The news was confirmed in the Journal Officiel on January 31.

Ruxolitinib, known in France as Opzelura, is the first-ever treatment for the auto-immune condition, which causes a gradual depigmentation of skin on the face and body.

The medication has been developed by the US biotech company Incyte. It is the company’s first dermatological product, although it already has several successful cancer treatments on the market.

Ruxolitinib is designed to repigment affected areas of skin in patients aged over 12, who have ‘non-segmental vitiligo’, which is when the condition affects both sides of the body, often in symmetrical patches.
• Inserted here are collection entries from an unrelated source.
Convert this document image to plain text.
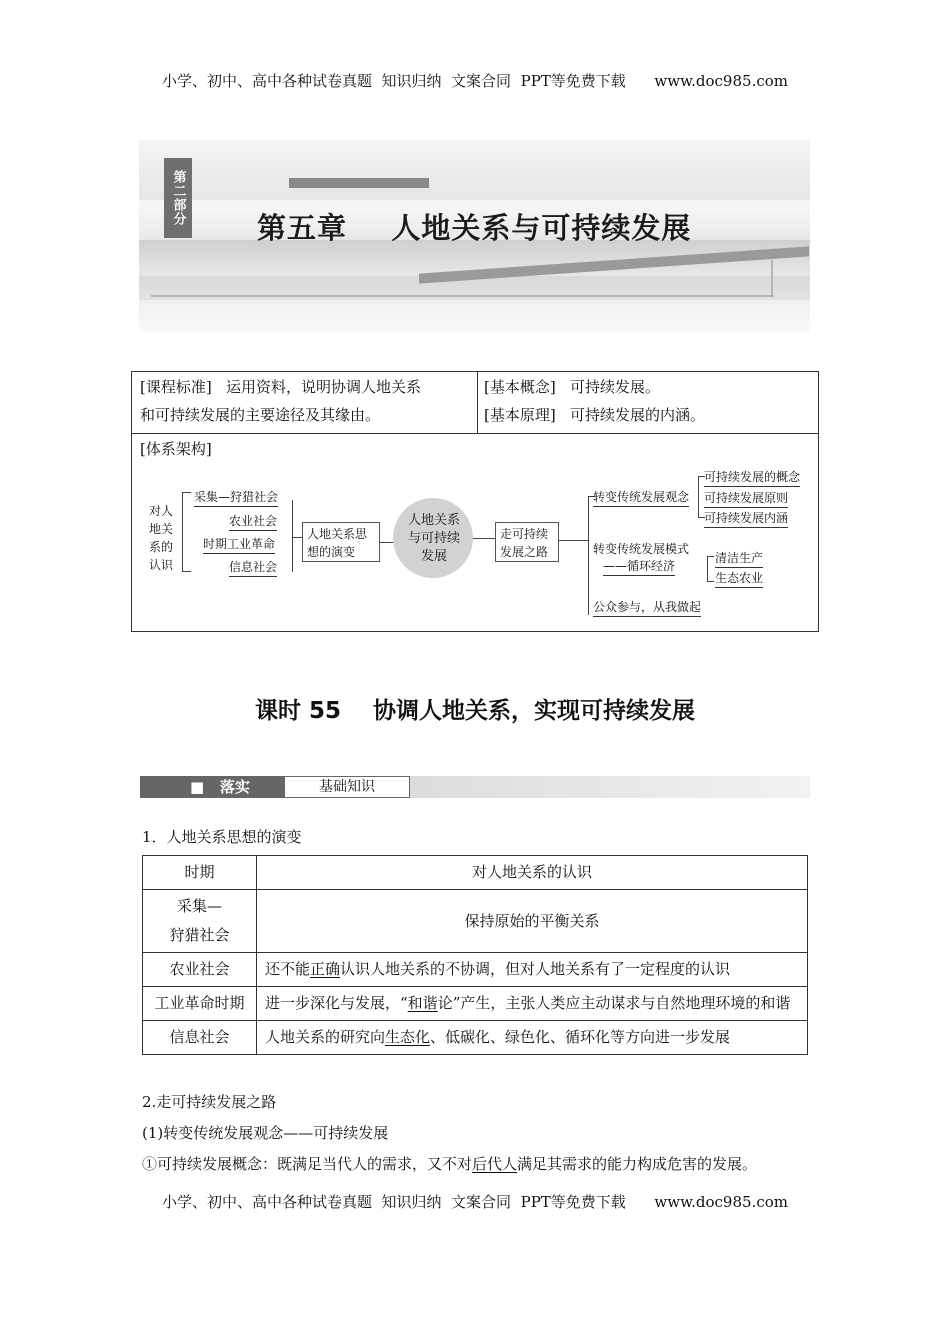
小学、初中、高中各种试卷真题  知识归纳  文案合同  PPT等免费下载      www.doc985.com
第二部分
第五章    人地关系与可持续发展
[课程标准] 运用资料，说明协调人地关系
和可持续发展的主要途径及其缘由。
[基本概念] 可持续发展。
[基本原理] 可持续发展的内涵。
[体系架构]
对人
地关
系的
认识
采集—狩猎社会
农业社会
时期工业革命
信息社会
人地关系思
想的演变
人地关系
与可持续
发展
走可持续
发展之路
转变传统发展观念
可持续发展的概念
可持续发展原则
可持续发展内涵
转变传统发展模式
——循环经济
清洁生产
生态农业
公众参与，从我做起
课时 55    协调人地关系，实现可持续发展
■   落实	基础知识
1．人地关系思想的演变
时期	对人地关系的认识
采集—
狩猎社会	保持原始的平衡关系
农业社会	还不能正确认识人地关系的不协调，但对人地关系有了一定程度的认识
工业革命时期	进一步深化与发展，“和谐论”产生，主张人类应主动谋求与自然地理环境的和谐
信息社会	人地关系的研究向生态化、低碳化、绿色化、循环化等方向进一步发展
2.走可持续发展之路
(1)转变传统发展观念——可持续发展
①可持续发展概念：既满足当代人的需求，又不对后代人满足其需求的能力构成危害的发展。
小学、初中、高中各种试卷真题  知识归纳  文案合同  PPT等免费下载      www.doc985.com
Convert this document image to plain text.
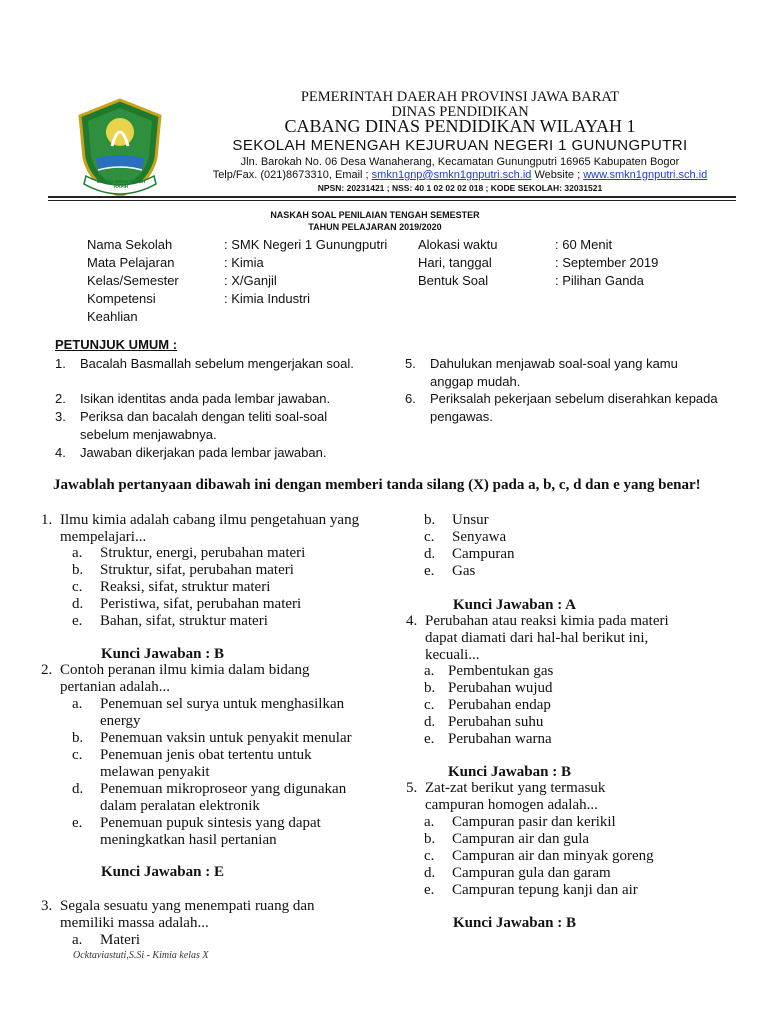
GEMAH RIPAH REPEH RAPIH
PEMERINTAH DAERAH PROVINSI JAWA BARAT
DINAS PENDIDIKAN
CABANG DINAS PENDIDIKAN WILAYAH 1
SEKOLAH MENENGAH KEJURUAN NEGERI 1 GUNUNGPUTRI
Jln. Barokah No. 06 Desa Wanaherang, Kecamatan Gunungputri 16965 Kabupaten Bogor
Telp/Fax. (021)8673310, Email ; smkn1gnp@smkn1gnputri.sch.id Website ; www.smkn1gnputri.sch.id
NPSN: 20231421 ; NSS: 40 1 02 02 02 018 ; KODE SEKOLAH: 32031521
NASKAH SOAL PENILAIAN TENGAH SEMESTER
TAHUN PELAJARAN 2019/2020
Nama Sekolah	: SMK Negeri 1 Gunungputri
Mata Pelajaran	: Kimia
Kelas/Semester	: X/Ganjil
Kompetensi	: Kimia Industri
Keahlian
Alokasi waktu	: 60 Menit
Hari, tanggal	: September 2019
Bentuk Soal	: Pilihan Ganda
PETUNJUK UMUM :
1. Bacalah Basmallah sebelum mengerjakan soal.
2. Isikan identitas anda pada lembar jawaban.
3. Periksa dan bacalah dengan teliti soal-soal sebelum menjawabnya.
4. Jawaban dikerjakan pada lembar jawaban.
5. Dahulukan menjawab soal-soal yang kamu anggap mudah.
6. Periksalah pekerjaan sebelum diserahkan kepada pengawas.
Jawablah pertanyaan dibawah ini dengan memberi tanda silang (X) pada a, b, c, d dan e yang benar!
1. Ilmu kimia adalah cabang ilmu pengetahuan yang mempelajari...
a. Struktur, energi, perubahan materi
b. Struktur, sifat, perubahan materi
c. Reaksi, sifat, struktur materi
d. Peristiwa, sifat, perubahan materi
e. Bahan, sifat, struktur materi
Kunci Jawaban : B
2. Contoh peranan ilmu kimia dalam bidang pertanian adalah...
a. Penemuan sel surya untuk menghasilkan energy
b. Penemuan vaksin untuk penyakit menular
c. Penemuan jenis obat tertentu untuk melawan penyakit
d. Penemuan mikroproseor yang digunakan dalam peralatan elektronik
e. Penemuan pupuk sintesis yang dapat meningkatkan hasil pertanian
Kunci Jawaban : E
3. Segala sesuatu yang menempati ruang dan memiliki massa adalah...
a. Materi
b. Unsur
c. Senyawa
d. Campuran
e. Gas
Kunci Jawaban : A
4. Perubahan atau reaksi kimia pada materi dapat diamati dari hal-hal berikut ini, kecuali...
a. Pembentukan gas
b. Perubahan wujud
c. Perubahan endap
d. Perubahan suhu
e. Perubahan warna
Kunci Jawaban : B
5. Zat-zat berikut yang termasuk campuran homogen adalah...
a. Campuran pasir dan kerikil
b. Campuran air dan gula
c. Campuran air dan minyak goreng
d. Campuran gula dan garam
e. Campuran tepung kanji dan air
Kunci Jawaban : B
Ocktaviastuti,S.Si - Kimia kelas X
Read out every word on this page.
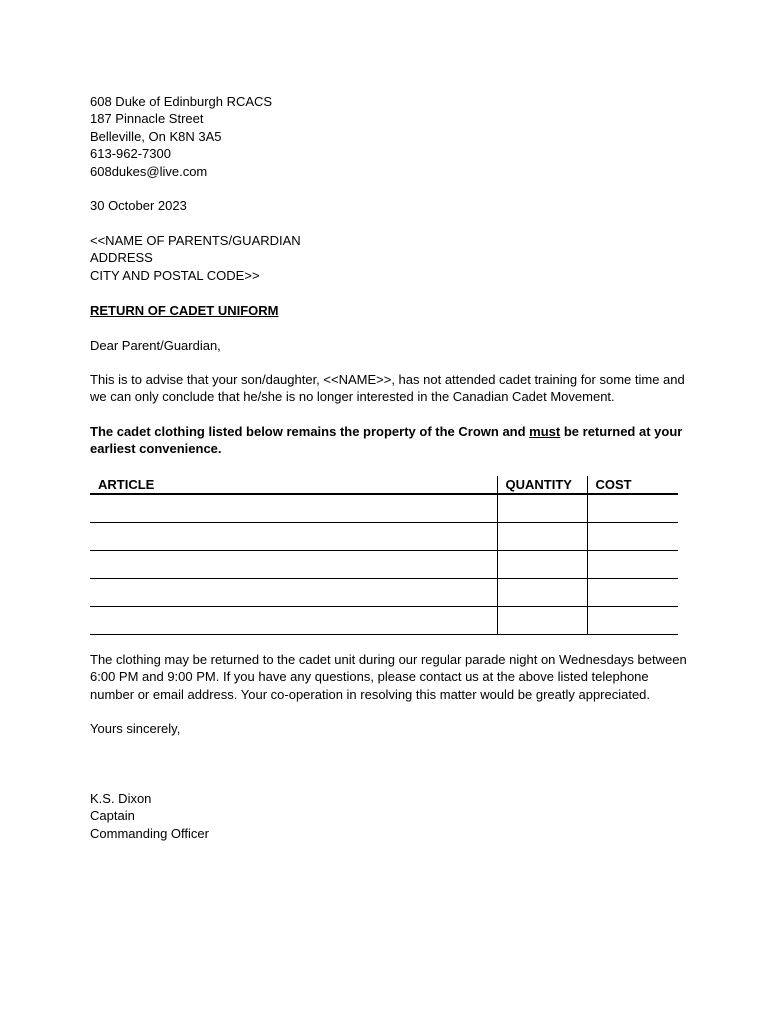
608 Duke of Edinburgh RCACS
187 Pinnacle Street
Belleville, On K8N 3A5
613-962-7300
608dukes@live.com
30 October 2023
<<NAME OF PARENTS/GUARDIAN
ADDRESS
CITY AND POSTAL CODE>>
RETURN OF CADET UNIFORM
Dear Parent/Guardian,
This is to advise that your son/daughter, <<NAME>>, has not attended cadet training for some time and
we can only conclude that he/she is no longer interested in the Canadian Cadet Movement.
The cadet clothing listed below remains the property of the Crown and must be returned at your
earliest convenience.
ARTICLE	QUANTITY	COST

The clothing may be returned to the cadet unit during our regular parade night on Wednesdays between
6:00 PM and 9:00 PM. If you have any questions, please contact us at the above listed telephone
number or email address. Your co-operation in resolving this matter would be greatly appreciated.
Yours sincerely,
K.S. Dixon
Captain
Commanding Officer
This is the most common version of the illness.

The medicine will also be suitable if the vitiligo covers no more than 10% of the patient’s total body surface, and also affects the face.

“This is big news for patients,” said Martine Carré, president of the Association française du vitiligo, to Le Monde. “We have been really looking forward to this moment.

“Until now, there has been no recognised treatment for this illness, which affects between 600,000 and a million people in France and represents a real psychological suffering for patients who feel disfigured,” she said.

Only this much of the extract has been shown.